Now a spandex-free Stryper is back, for some reason other than popular demand. Its stop at the Phantasy this Friday, October 10, gives us occasion to reflect on the lamest rock reunions in recent memory. Stryper fits in admirably on this shit list:

The Dead Kennedys
Forget about lynching the landlord, let's lynch East Bay Ray, D.H. Peligro, and Klaus Flouride for resuscitating the legendary California band without Jello Biafra, its punk-politico frontman. His whining about stealing people's mail and killing the poor, shouted over jet-powered guitars, was a tad over the top; it also lent DK a sardonic edge that nobody else could match. But after a falling-out that led the remaining members to sue Biafra and his Alternative Tentacles label for back royalties (a suit the band won), Jello wanted no part of the DKs' reunion tour.
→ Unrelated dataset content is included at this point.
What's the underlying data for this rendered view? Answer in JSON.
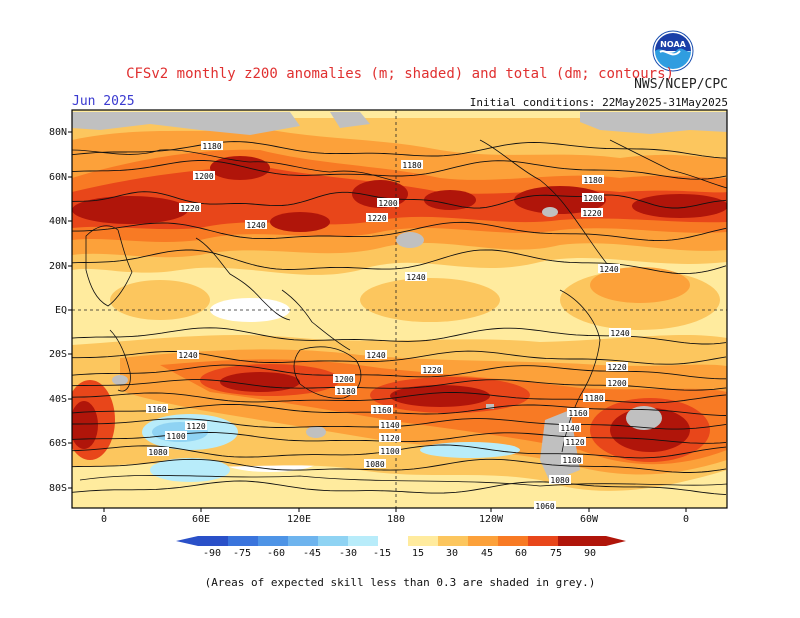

And so the group enlisted former child actor Brandon Cruz, late of The Courtship of Eddie's Father. Yuck. We'd rather watch Diff'rent Strokes reruns.

Kingdom Come
After waiting two decades for a Led Zeppelin reunion, we're instead rewarded with an encore from these Page and Plant pretenders. When Kingdom Come's first single, "Get It On," dropped in 1988, many thought it marked an actual Zeppelin reunion. Turns out it was a gang of counterfeit cock-rockers, and a backlash quickly ensued (the band came to be known as Kingdom Clone). A pair of follow-up records tanked, which sent Kingdom Come off to that fertile land for washed-up rockers: Germany. They played off and on throughout the '90s, and now they're hitting the road this winter. Here's hoping this Kingdom comes and goes quickly. Or not at all.

Toto
Appropriately named after a dog, this pop-rock sextet was the Carl Lewis of crappy late '70s bands, outpacing such formidable competition as Styx, Foreigner, Kansas, and Boston. All the AOR abominations loomed large: nancy-boy vocals, masturbatory guitars, queasy keys, albums with swords on the cover. Combined with stomach-turning odes to Rosanna Arquette and dragons, it all rang with the melodic quality of an airhorn. The band is back on the road these days, following a decade of sporadic recording that no one actually ever listened to.

Thin Lizzy
There's not enough whiskey in any jar for us to buy into Thin Lizzy's amazingly half-assed stab at a reunion. Lizzy was bassist/frontman Phil Lynott; when he died, so did the band. Lynott wrote the lion's share of the material, including "The Boys Are Back in Town" -- the song that made Thin Lizzy famous. Lynott's charisma and working-class prose were the reasons to tune in. The only member of the original band that's part of the current lineup is second guitarist Scott Gorham, who had only sporadic songwriting credits throughout its run. Whitesnake wanker John Sykes is also on board, having contributed to Lizzy's lukewarm final LP, Thunder and Lightning. The band hits Peabody's on October 20 with Cleveland metal favorites Boulder, whose dual-guitar fireworks sound more like vintage Lizzy than the headliner will.